The above discussed opinion is limited to whether the transactions described might constitute insurance fraud and it does not address any fee schedule pertaining to no-fault insurance or the availability of workers’ compensation benefits, nor does it address the New York Education Law. Insurance Department, Opinions of General Counsel, Opinion Number 07-06-05.
(4) Flat Fee
May a Practice charge a flat fee as payment for unlimited services over a set period of time?

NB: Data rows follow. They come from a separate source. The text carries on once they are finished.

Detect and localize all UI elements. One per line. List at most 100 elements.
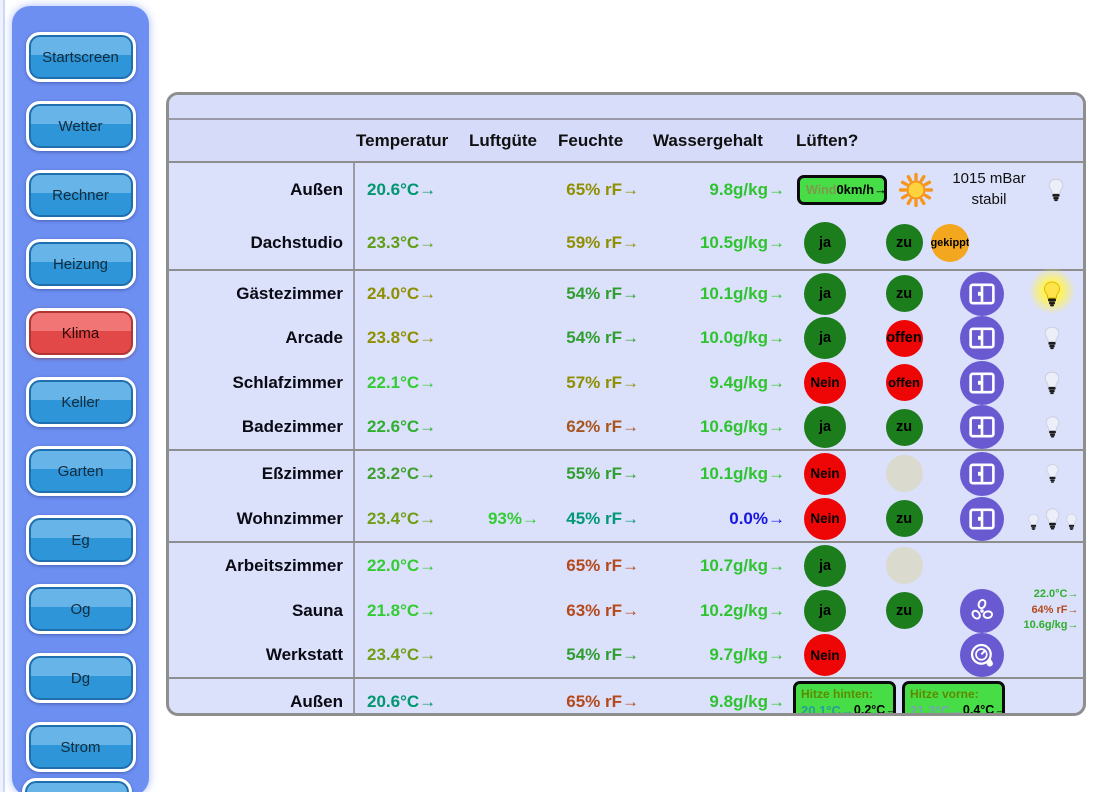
- sidebar-item-partial[interactable]: [22, 778, 132, 792]
- watercontent-value[interactable]: 9.8g/kg→: [709, 179, 785, 199]
- sidebar-item-klima[interactable]: Klima: [25, 308, 136, 358]
- vent-recommendation-badge[interactable]: Nein: [804, 361, 846, 404]
- sidebar-item-keller[interactable]: Keller: [25, 377, 136, 427]
- window-state-badge[interactable]: zu: [885, 408, 923, 446]
- temperature-value[interactable]: 24.0°C→: [367, 283, 437, 303]
- vent-recommendation-badge[interactable]: ja: [804, 544, 846, 587]
- window-state-badge[interactable]: zu: [885, 500, 923, 537]
- wind-speed-badge[interactable]: Wind 0km/h→: [797, 174, 888, 205]
- watercontent-value[interactable]: 10.0g/kg→: [699, 328, 785, 347]
- watercontent-value[interactable]: 9.4g/kg→: [709, 372, 785, 392]
- window-control-icon[interactable]: [960, 496, 1004, 541]
- watercontent-value[interactable]: 9.8g/kg→: [709, 692, 785, 711]
- temperature-value[interactable]: 22.6°C→: [367, 417, 437, 436]
- window-state-badge[interactable]: zu: [885, 275, 923, 312]
- sidebar-item-strom[interactable]: Strom: [25, 722, 136, 772]
- window-tilt-badge[interactable]: gekippt: [931, 223, 969, 262]
- window-state-badge[interactable]: zu: [885, 592, 923, 629]
- sidebar-item-rechner[interactable]: Rechner: [25, 170, 136, 220]
- humidity-value[interactable]: 65% rF→: [566, 179, 639, 199]
- temperature-value[interactable]: 22.1°C→: [367, 372, 437, 392]
- window-control-icon[interactable]: [960, 360, 1004, 405]
- section-living-rooms: Eßzimmer 23.2°C→ 55% rF→ 10.1g/kg→ Nein …: [169, 451, 1083, 543]
- vent-recommendation-badge[interactable]: ja: [804, 589, 846, 632]
- watercontent-value[interactable]: 0.0%→: [729, 508, 785, 528]
- humidity-value[interactable]: 65% rF→: [566, 555, 639, 575]
- window-state-badge[interactable]: zu: [885, 224, 923, 261]
- humidity-value[interactable]: 54% rF→: [566, 328, 639, 347]
- watercontent-value[interactable]: 10.2g/kg→: [699, 600, 785, 620]
- watercontent-value[interactable]: 10.1g/kg→: [699, 463, 785, 483]
- vent-recommendation-badge[interactable]: ja: [804, 317, 846, 359]
- window-state-badge[interactable]: [885, 455, 923, 492]
- sidebar-item-startscreen[interactable]: Startscreen: [25, 32, 136, 82]
- temperature-value[interactable]: 23.2°C→: [367, 463, 437, 483]
- temperature-value[interactable]: 21.8°C→: [367, 600, 437, 620]
- wind-value: 0km/h→: [836, 182, 888, 197]
- light-bulb-off[interactable]: [1043, 325, 1061, 351]
- window-control-icon[interactable]: [960, 451, 1004, 496]
- dehumidifier-gauge-icon[interactable]: [960, 633, 1004, 677]
- humidity-value[interactable]: 65% rF→: [566, 692, 639, 711]
- sauna-temp[interactable]: 22.0°C→: [1033, 587, 1079, 600]
- temperature-value[interactable]: 22.0°C→: [367, 555, 437, 575]
- light-bulb-off[interactable]: [1044, 507, 1061, 531]
- fan-icon[interactable]: [960, 588, 1004, 633]
- temperature-value[interactable]: 23.3°C→: [367, 232, 437, 252]
- light-bulb-off[interactable]: [1045, 463, 1060, 484]
- light-bulb-on[interactable]: [1042, 280, 1062, 308]
- light-bulb-off[interactable]: [1047, 177, 1065, 203]
- table-row-aussen-bottom: Außen 20.6°C→ 65% rF→ 9.8g/kg→ Hitze hin…: [169, 679, 1083, 716]
- section-upper-rooms: Gästezimmer 24.0°C→ 54% rF→ 10.1g/kg→ ja…: [169, 271, 1083, 451]
- light-bulb-off[interactable]: [1065, 513, 1078, 531]
- vent-recommendation-badge[interactable]: Nein: [804, 452, 846, 495]
- sidebar-item-eg[interactable]: Eg: [25, 515, 136, 565]
- sauna-watercontent[interactable]: 10.6g/kg→: [1023, 619, 1079, 632]
- heat-front-temp: 21.3°C→: [910, 703, 963, 716]
- window-state-badge[interactable]: offen: [885, 319, 923, 357]
- heat-front-badge[interactable]: Hitze vorne: 21.3°C→ 0.4°C→: [902, 681, 1007, 716]
- humidity-value[interactable]: 54% rF→: [566, 283, 639, 303]
- humidity-value[interactable]: 57% rF→: [566, 372, 639, 392]
- humidity-value[interactable]: 62% rF→: [566, 417, 639, 436]
- airquality-value[interactable]: 93%→: [487, 508, 539, 528]
- watercontent-value[interactable]: 10.6g/kg→: [699, 417, 785, 436]
- sidebar-item-wetter[interactable]: Wetter: [25, 101, 136, 151]
- temperature-value[interactable]: 23.4°C→: [367, 645, 437, 664]
- humidity-value[interactable]: 63% rF→: [566, 600, 639, 620]
- vent-recommendation-badge[interactable]: ja: [804, 221, 846, 264]
- watercontent-value[interactable]: 10.5g/kg→: [699, 232, 785, 252]
- sidebar-item-heizung[interactable]: Heizung: [25, 239, 136, 289]
- window-state-badge[interactable]: offen: [885, 364, 923, 401]
- light-bulb-off[interactable]: [1044, 415, 1061, 439]
- humidity-value[interactable]: 54% rF→: [566, 645, 639, 664]
- sauna-humidity[interactable]: 64% rF→: [1031, 603, 1079, 616]
- light-bulb-off[interactable]: [1027, 513, 1040, 531]
- temperature-value[interactable]: 23.4°C→: [367, 508, 437, 528]
- room-name: Außen: [169, 163, 355, 216]
- vent-recommendation-badge[interactable]: Nein: [804, 497, 846, 540]
- window-control-icon[interactable]: [960, 316, 1004, 360]
- sidebar-item-garten[interactable]: Garten: [25, 446, 136, 496]
- sauna-mini-readout[interactable]: 22.0°C→ 64% rF→ 10.6g/kg→: [1023, 587, 1078, 635]
- humidity-value[interactable]: 45% rF→: [566, 508, 639, 528]
- temperature-value[interactable]: 20.6°C→: [367, 692, 437, 711]
- vent-recommendation-badge[interactable]: ja: [804, 272, 846, 315]
- sidebar-item-og[interactable]: Og: [25, 584, 136, 634]
- watercontent-value[interactable]: 10.1g/kg→: [699, 283, 785, 303]
- vent-recommendation-badge[interactable]: Nein: [804, 634, 846, 676]
- window-control-icon[interactable]: [960, 271, 1004, 316]
- sidebar-item-dg[interactable]: Dg: [25, 653, 136, 703]
- temperature-value[interactable]: 20.6°C→: [367, 179, 437, 199]
- humidity-value[interactable]: 55% rF→: [566, 463, 639, 483]
- light-bulb-off[interactable]: [1043, 370, 1061, 396]
- column-header-lueften: Lüften?: [796, 131, 859, 150]
- window-state-badge[interactable]: [885, 547, 923, 584]
- watercontent-value[interactable]: 9.7g/kg→: [709, 645, 785, 664]
- watercontent-value[interactable]: 10.7g/kg→: [699, 555, 785, 575]
- temperature-value[interactable]: 23.8°C→: [367, 328, 437, 347]
- window-control-icon[interactable]: [960, 405, 1004, 449]
- heat-rear-badge[interactable]: Hitze hinten: 20.1°C→ 0.2°C→: [793, 681, 898, 713]
- humidity-value[interactable]: 59% rF→: [566, 232, 639, 252]
- vent-recommendation-badge[interactable]: ja: [804, 406, 846, 448]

A Practice is not allowed to charge a flat fee as payment for unlimited services over a set period of time because the services that the Practice would provide to its patients would be dependent upon the happening of a fortuitous event, that being the need for medical care (the amount or type of which could not be predicted), which would be beyond the control of either party. The Practice’s offer to provide unlimited services for a pre-paid fee is a reserved parameter, under New York Insurance Law s. 1101(a), for an insurance business that is appropriately licensed by the State of New York. For a Practice that is not licensed as an insurer, and which charges a flat fee as payment for unlimited services over a set period of time is in violation of N.Y. Ins. Law s. 1102. Insurance Department, Opinions of General Counsel, Opinion Number 00-12-14.
a. New York State Penalties for Insurance Fraud
Insurance fraud violations in New York may give rise to the following: (1) criminal liability; (2) civil penalty not exceeding $5,000 per violation and the amount of the claim for each violation upon any person, including those persons and their employees, New York Insurance Law s. 403; and (3) licensure penalties including censure, suspension, and revocation of professional license, fines not to exceed $10,000 and/or community service not to exceed $500, NY CLS Pub Health § 230-a.
b. Federal Penalties for Insurance Fraud
Insurance fraud violations under Federal law for defrauding a federal health program (Medicare, Medicaid) vary on the class of the violation: (1) a felony violation is punishable by a maximum fine of $25,000, imprisonment up to five years, or both; and (2) a misdemeanor violation is punishable by a maximum fine of $10,000, imprisonment up to one year, or both. Conviction will also lead to automatic exclusion from Federal health care programs, including Medicare and Medicaid. 42 USCS § 1320a-7b.
Should you have any questions regarding balance billing, do not hesitate to Kirschenbaum & Kirschenbaum, P.C., at (516) 747-6700 or Jennifer Kirschenbaum at Jennifer@Kirschenbaumesq.com.
1 Office of the New York State Comptroller, Report 2007-S-86
2 UCR is the dollar amount health plans consider appropriate for a service provided in the area. In-network providers agree to charge no more than the UCR rate. If a patient visits an out-of-network doctor, the patient will have to pay any portion of the fee above the UCR charge – typically in addition to a higher co-pay or co-insurance fee. As a general matter, the following factors are considered in establishing the UCR: 1) the provider’s training, qualifications and length of time in practice; 2) the nature of the services provided; 3) prevailing provider rates charged in the general geographic area in which the services were rendered; 4) other aspects of the economics of the medical provider’s practice that are relevant; and 5) any unusual circumstances in the case.